Namun sekarang, kerajinan tikar itu hampir punah karena tidak ada regenerasi.  Apalagi banyak tikar produksi pabrik dari bahan baku plastik dan bahan lain yang dijual dengan harga murah dan tahan lama. Atas dasar itu, pelestarian apa yang menjadi peninggalan nenek moyang harus terus dipertahankan. Inilah yang menjadi tugas pemerintah dalam memberikan pemahaman pada masyarakat.


Tikar pandan Lombok.

Untuk menuju daerah kerajinan ini, butuh tenaga ekstra, karena lokasinya lumayan jauh berjarak sekitar 5 kilometer dari jalur besar Kuripan. Akses menuju lokasi itu juga cukup berat, melalui jalurnya rusak. Sepanjang jalur tersebut, terhampar lahan pertanian yang sudah ditanami bibit padi. Tampak dari kejauhan, hamparan sawah hijau. Selain dikenal sebagai daerah penghasil batu bata daerah ini juga sebagai daerah pertanian. Sekitar 30 menit di perjalanan, tibalah di kampung kerajinan tikar pandan Tunggu Lawang.

Salah satu perajin tikar pandan yang masih bertahan adalah Inaq Siti Aminah (60) atau biasa disapa Papuq Minah. Ia bertahan menjadi perajin, karena tak ada pilihan lain. Bahkan dari hasil kerajinan inilah, dirinya bertahan hidup dan menghidupi empat cucunya.

Meski sudah tua, tangan Papuq Minah masih cekatan menganyam helai demi helai daun pandan. “Saya menjadi perajin sejak puluhan tahun lalu, semenjak masih gadis. Dari jual kerajinan ini kami bisa makan,’’ tuturnya, Sabtu (23/1/2016).
Tikar Pandan Lombok yang peminatnya mulai berkurang

Diakuinya, puluhan tahun silam warga setempat hampir semuanya menggeluti kerajinan tikar. Banyaknya warga yang tertarik pada kerajinan ini, karena tidak ada pekerjaan lain. Selain itu, hasil jualnya pun lumayan. Di era keemasannya, hasil kerajinan tikar yang diproduksi warga setempat dijual ke luar daerah. Dirinya menjual hingga ke Bali dan ke Jawa melalui pengepul.  Bahkan, karena hasil kerajinan ini banyak dicari oleh peminatnya kerap kali ia kesulitan memenuhi pesanan.

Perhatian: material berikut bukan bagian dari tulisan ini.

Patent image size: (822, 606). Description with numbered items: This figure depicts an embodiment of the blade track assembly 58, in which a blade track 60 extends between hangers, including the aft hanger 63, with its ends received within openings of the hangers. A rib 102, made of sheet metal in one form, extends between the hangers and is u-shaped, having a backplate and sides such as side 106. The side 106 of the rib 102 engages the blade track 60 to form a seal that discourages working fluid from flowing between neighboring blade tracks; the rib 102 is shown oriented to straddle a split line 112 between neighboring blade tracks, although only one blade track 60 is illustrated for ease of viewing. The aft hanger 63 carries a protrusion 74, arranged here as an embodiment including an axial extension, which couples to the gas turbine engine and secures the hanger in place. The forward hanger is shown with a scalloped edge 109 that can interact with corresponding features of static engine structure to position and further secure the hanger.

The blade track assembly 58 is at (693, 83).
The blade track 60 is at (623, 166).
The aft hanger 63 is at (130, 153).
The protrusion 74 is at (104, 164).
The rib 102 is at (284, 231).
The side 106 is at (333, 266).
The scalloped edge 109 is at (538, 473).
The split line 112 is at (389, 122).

Namun, seiring waktu, justru kerajinan ini makin mundur saja. Hal ini dikarenakan, warga tak banyak lagi menggelutinya. Warga beralih ke pekerjaan lain yang lebih cepat memberi penghasilan dan lebih banyak untungnya. Warga mulai berpindah membuat batu bata, memecah batu dan lain-lain. Penyebab lainnya, warga tak lagi banyak menggeluti kerajinan tikar, karena bahan baku daun pandan duri semakin sulit diperoleh.

Pohon pandan duri yang merupakan bahan baku tikar pandan. 

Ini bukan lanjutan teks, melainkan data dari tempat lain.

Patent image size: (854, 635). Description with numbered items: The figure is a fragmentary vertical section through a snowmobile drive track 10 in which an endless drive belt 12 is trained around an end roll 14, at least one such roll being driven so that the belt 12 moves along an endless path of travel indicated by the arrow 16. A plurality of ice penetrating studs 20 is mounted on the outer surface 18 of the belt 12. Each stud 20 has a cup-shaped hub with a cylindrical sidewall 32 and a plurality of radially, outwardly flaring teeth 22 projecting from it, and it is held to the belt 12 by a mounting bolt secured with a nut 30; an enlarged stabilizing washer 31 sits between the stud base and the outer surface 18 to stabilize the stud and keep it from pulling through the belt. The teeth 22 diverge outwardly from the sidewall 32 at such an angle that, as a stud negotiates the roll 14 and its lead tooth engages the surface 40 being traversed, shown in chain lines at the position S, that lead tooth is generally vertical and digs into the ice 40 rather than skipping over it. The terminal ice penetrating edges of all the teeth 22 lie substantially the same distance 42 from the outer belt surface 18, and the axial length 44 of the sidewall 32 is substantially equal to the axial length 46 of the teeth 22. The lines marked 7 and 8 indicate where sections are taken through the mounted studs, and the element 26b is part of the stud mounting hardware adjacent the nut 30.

Daun ini, memiliki musim petik. Perajin perlu menunggu waktu lumayan lama menunggu daun tumbuh. Hal ini menyebabkan warga banyak memakai lahan tanaman pandannya untuk membuat batu bata.

Di tengah banyak warga meninggalkan kerajinan tikar pandan, ia sendirian tetap bertahan membuat kerajinan. Di dusun itu, tinggal dua orang yang masih menjadi perajin. Menurutnya, untuk membuat kerajinan tikar ini ia butuh modal Rp 50 ribu lebih. Modal yang dikeluarkan tak sebanding dengan lelah dan untung yang diperoleh. Dengan modal Rp 200 ribu, ia hanya mampu membeli 4 kodi (gulung) daun pandan duri. Di dalam satu kodi, terdapat 15-20 lembar daun pandan duri. Belum lagi, dirinya kesulitan memperoleh bahan baku di lapangan.
Tikar pandan yang sudah dikeringkan dan siap dianyam menjadi tikar

Baginya, proses pembuatan tikar ini terbilang mudah-mudah sulit. Ia yang terbiasa membuat tikar, dalam sehari hanya mampu membuat 3-4 buah tikar. Proses pembuatannya mulai dari penjemuran daun pandan. Proses penjemuran ini pun tergantung kondisi cuaca. Jika kondisi panas, maka penjemuran bisa dua minggu saja. Sedangkan jika kondisi hujan, seperti saat ini waktu jemur bisa hingga tiga-empat minggu.  “Kalau tidak kering sekali daun pandannya sulit dianyam,”imbuhnya.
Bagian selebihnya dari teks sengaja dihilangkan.